Renters’ median income increased 1.5 percent year-over-year to $36,552, which is a 3.6 percent decrease from last year’s income growth pace. Among renters who moved, the majority (41.2 percent) reported annual incomes of $25,000 to $50,000 per year. The wealthiest renters, those making more than $125,000, were the least likely to move (7 percent), followed by those making more than $100,000 (18.7 percent), and those making under $25,000 (23.9 percent).
Amid declining renter activity and a medley of other negative factors, such as booming employment rates and fears about a wave of evictions, RentCafé said there was one silver lining: Gen-Zers.
“The Gen Z renter segment is the only one to see an upward trend in movement in the past three years, as the share of rental applications from all other generations has been shrinking,” the report read. “Millennials, the largest renter generation, now make up 47 percent of renters on the move, after accounting for more than half of renting activity in the past two years.”
From 2018 to 2020, Gen-Zers increased their share of renting activity from 12 percent to 23 percent. Meanwhile, Gen-Xers’ renting activity declined 2 percent during the same time period as they move toward homeownership.

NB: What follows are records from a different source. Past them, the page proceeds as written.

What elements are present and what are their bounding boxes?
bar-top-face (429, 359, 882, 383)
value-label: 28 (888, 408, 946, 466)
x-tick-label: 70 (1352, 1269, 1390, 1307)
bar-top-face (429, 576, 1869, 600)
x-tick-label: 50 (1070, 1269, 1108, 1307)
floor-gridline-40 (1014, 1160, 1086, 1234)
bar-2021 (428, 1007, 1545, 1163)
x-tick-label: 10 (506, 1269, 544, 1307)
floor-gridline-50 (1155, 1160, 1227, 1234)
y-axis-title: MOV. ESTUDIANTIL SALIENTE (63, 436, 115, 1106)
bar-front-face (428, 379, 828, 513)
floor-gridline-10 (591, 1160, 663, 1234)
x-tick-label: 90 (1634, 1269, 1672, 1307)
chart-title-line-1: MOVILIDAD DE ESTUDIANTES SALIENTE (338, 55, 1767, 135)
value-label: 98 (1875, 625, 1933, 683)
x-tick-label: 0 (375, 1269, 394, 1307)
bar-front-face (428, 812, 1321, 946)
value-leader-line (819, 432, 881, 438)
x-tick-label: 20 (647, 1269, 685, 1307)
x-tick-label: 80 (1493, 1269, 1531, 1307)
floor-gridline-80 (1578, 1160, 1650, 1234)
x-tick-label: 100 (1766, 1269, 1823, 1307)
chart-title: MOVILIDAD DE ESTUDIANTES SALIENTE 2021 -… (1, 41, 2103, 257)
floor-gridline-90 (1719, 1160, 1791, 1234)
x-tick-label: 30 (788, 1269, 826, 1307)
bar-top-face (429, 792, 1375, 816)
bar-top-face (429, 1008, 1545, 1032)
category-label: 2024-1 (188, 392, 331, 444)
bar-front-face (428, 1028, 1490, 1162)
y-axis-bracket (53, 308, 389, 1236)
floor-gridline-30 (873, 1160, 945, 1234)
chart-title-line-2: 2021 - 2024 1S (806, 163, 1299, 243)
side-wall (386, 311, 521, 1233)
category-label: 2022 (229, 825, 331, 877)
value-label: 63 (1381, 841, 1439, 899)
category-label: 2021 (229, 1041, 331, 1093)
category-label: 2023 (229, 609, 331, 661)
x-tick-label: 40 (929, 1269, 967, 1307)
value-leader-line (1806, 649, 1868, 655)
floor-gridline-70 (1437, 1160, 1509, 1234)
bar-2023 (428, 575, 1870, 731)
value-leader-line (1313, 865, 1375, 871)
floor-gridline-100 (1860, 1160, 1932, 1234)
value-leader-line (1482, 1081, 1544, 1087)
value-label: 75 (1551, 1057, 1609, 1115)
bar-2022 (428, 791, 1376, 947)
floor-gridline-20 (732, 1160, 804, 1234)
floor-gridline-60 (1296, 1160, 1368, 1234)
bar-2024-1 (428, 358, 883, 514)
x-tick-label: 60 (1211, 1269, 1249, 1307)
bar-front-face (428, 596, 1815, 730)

Looking forward, RentCafé predicted the 2020’s rental trends will spill over into 2021 as renters, just like homebuyers, begin turning their attention to smaller, more affordable secondary markets and demand virtual renting experiences.
“We are witnessing important changes in the fabric of the rental market,” the report read. “Virtual and self-guided tours are now commonplace when it comes to apartment viewing, and renters have unprecedented access to zero-face-to-face-interaction technology, from searching for apartments to signing a lease and managing their rental.”
“Despite a slowdown in renting activity and an unusually short peak rental season, the past year has revealed just how adaptable apartment leasing can be,” it added.